Mais j’étais persuadé, je ne sais pourquoi, que l’aventure de cette femme mystérieuse qu’avait aimée mon oncle, et dont Rosalie m’avait parlé à mots couverts, était racontée tout au long dans ce journal. Cette figure méchante et rusée, avec son sourire affecté et sa feinte douceur, m’attirait comme un péril inconnu ; j’en étais obsédé ; en proie à une frayeur qui tenait du vertige, je la cherchais partout.
– Oh ! m’écriai-je, comme j’aimerais lire ce que vous avez écrit là.
– Eh bien, emporte mon journal, mais tu me le rendras… Et puis, écoute : ce n’est pas convenable à un petit jeune homme de ton âge d’entrer dans la chambre d’une jeune femme qui est à s’habiller. Promets-moi de ne plus recommencer !
Je promis, je demandai pardon, et après lui avoir baisé la main, comme le faisait mon oncle, je me retirai bien lentement.
Henriette était si ingénue, qu’elle n’avait nulle crainte, en me prêtant le cahier, d’éclaircir, d’éveiller mon ignorance.
À peine rentré à la maison, je me plongeai dans cette lecture. Parfois, un passage m’arrêtait, me faisait rougir. Sans rien perdre de son charme – elle en aurait eu plutôt davantage – Henriette m’échappa, m’inquiéta même un peu, par tout ce qu’elle découvrait de nouveau et d’insoupçonné à mon esprit d’enfant. Je ne sentais point, comme aujourd’hui, le charme de ces êtres candides qui sont allés partout sans se salir leurs âmes, et auxquels on doit pardonner leurs fautes, parce qu’ils les ont commises les yeux fermés.

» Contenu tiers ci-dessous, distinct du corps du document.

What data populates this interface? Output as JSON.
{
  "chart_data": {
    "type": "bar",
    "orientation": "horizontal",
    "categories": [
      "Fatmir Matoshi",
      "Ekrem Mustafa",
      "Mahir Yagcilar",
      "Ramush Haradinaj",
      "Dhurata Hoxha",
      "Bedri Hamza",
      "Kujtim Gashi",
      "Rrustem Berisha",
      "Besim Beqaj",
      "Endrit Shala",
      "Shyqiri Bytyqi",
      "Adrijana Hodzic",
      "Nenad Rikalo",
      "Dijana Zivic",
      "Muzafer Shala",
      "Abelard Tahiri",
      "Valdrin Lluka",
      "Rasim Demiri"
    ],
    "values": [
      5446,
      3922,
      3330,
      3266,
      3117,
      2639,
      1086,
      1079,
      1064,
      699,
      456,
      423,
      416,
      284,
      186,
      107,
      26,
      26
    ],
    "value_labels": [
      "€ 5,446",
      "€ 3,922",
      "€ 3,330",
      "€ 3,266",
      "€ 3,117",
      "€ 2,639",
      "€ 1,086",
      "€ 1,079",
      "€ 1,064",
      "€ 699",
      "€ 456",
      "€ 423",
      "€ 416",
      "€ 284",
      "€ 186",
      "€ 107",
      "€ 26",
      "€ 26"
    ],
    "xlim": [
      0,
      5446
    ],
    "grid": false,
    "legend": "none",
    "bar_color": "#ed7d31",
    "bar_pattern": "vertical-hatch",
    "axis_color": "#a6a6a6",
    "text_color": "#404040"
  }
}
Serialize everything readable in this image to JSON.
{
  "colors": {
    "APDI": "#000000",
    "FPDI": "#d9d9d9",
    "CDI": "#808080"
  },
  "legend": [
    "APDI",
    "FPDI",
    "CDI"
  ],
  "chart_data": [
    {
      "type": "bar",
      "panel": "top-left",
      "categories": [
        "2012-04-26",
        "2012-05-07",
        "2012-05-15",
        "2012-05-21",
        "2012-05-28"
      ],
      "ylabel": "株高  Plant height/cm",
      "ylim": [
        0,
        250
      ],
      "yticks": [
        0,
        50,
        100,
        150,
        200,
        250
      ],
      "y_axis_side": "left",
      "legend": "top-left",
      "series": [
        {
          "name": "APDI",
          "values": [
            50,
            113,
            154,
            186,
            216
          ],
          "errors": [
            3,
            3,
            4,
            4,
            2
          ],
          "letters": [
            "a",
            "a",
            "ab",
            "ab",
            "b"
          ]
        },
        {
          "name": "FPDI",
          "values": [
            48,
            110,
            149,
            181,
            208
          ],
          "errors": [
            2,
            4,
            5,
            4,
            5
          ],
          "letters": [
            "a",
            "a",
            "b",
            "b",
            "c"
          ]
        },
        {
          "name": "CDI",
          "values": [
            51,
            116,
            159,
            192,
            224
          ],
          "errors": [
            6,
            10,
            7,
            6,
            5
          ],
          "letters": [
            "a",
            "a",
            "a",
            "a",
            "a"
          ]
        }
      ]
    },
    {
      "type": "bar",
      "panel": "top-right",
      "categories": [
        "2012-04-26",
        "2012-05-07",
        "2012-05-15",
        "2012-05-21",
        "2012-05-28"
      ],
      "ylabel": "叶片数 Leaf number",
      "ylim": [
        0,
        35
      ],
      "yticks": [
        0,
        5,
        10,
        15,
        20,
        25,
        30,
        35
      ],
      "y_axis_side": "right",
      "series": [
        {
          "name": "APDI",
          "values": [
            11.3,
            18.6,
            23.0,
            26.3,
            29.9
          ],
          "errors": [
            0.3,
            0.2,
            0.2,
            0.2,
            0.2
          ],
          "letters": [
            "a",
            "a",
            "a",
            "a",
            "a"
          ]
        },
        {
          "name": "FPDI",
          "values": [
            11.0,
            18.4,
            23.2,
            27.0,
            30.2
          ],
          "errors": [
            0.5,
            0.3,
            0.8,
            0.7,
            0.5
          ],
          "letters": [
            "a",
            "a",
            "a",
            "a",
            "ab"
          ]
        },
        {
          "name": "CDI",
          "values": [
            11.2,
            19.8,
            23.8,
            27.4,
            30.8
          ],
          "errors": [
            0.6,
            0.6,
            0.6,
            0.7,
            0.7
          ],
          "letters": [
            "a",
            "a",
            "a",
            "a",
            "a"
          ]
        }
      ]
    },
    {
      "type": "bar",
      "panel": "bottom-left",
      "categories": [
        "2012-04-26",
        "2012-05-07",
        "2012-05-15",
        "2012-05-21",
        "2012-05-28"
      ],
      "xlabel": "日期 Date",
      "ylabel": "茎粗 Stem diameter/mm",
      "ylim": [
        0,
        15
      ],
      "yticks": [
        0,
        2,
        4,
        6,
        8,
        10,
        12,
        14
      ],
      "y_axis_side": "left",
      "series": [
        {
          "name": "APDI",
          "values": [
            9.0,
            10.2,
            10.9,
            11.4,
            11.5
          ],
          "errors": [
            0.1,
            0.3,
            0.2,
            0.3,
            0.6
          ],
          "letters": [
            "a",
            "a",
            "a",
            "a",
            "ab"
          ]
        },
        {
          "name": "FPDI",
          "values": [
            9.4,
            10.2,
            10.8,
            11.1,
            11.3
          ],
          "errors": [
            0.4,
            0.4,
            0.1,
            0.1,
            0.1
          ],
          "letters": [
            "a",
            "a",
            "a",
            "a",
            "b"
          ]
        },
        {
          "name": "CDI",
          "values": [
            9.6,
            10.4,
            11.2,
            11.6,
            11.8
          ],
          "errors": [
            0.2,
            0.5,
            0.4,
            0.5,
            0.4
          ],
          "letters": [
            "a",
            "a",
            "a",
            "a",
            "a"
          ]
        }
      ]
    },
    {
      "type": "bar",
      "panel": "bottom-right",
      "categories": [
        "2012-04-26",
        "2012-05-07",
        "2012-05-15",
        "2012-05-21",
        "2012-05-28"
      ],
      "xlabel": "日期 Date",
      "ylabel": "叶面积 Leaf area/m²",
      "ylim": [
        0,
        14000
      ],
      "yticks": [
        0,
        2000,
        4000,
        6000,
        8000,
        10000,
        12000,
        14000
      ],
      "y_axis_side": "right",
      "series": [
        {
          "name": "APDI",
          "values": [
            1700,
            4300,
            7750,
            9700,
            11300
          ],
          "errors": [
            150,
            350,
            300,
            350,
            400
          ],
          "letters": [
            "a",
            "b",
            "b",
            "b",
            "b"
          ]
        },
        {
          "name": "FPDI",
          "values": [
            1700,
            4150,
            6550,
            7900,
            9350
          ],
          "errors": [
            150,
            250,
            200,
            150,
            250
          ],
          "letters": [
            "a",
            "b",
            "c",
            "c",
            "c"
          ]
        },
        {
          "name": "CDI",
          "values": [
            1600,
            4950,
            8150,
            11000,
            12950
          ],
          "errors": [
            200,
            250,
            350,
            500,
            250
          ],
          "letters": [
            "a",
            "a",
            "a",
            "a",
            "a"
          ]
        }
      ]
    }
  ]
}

Voici ces pages, transcrites du cahier d’Henriette, qui les avait tracées d’une main hâtive, sans autre but que de fixer certains évènements, heureux ou affligeants pour elle.
Elles me plurent, parce que j’y retrouvais le souvenir des dernières gloires de mon pays et le secret de nos récentes misères, parce que j’y entendais babiller une voix innocente d’amoureuse.
Il y avait aussi à certains feuillets des caractères empâtés, tremblants, dont l’encre s’étalait en une tache pâle, et je baisais ces traces évidentes de larmes.
Paris est la ville du jeu et des aventures, des ruines soudaines et des rapides fortunes. Quand j’y arrivai, misérable, grelottante, tout effarée de honte et de gaucherie provinciale, j’aurais traité d’insolent le hardi prophète qui se fût permis de me prédire l’avenir.
Fille de pauvres fermiers de la baronne de Gondrecourt, je reçus toutefois une certaine éducation au château de Bonnétable, où, me trouvant quelque esprit et un certain air de visage, on me donna comme condisciple à Mlle Victoire pour la stimuler au travail. Je restai ainsi plusieurs années à vivre tout près de ma jeune maîtresse – presque de sa vie – sans me salir les doigts à d’autres ouvrages qu’à des travaux d’écritoire.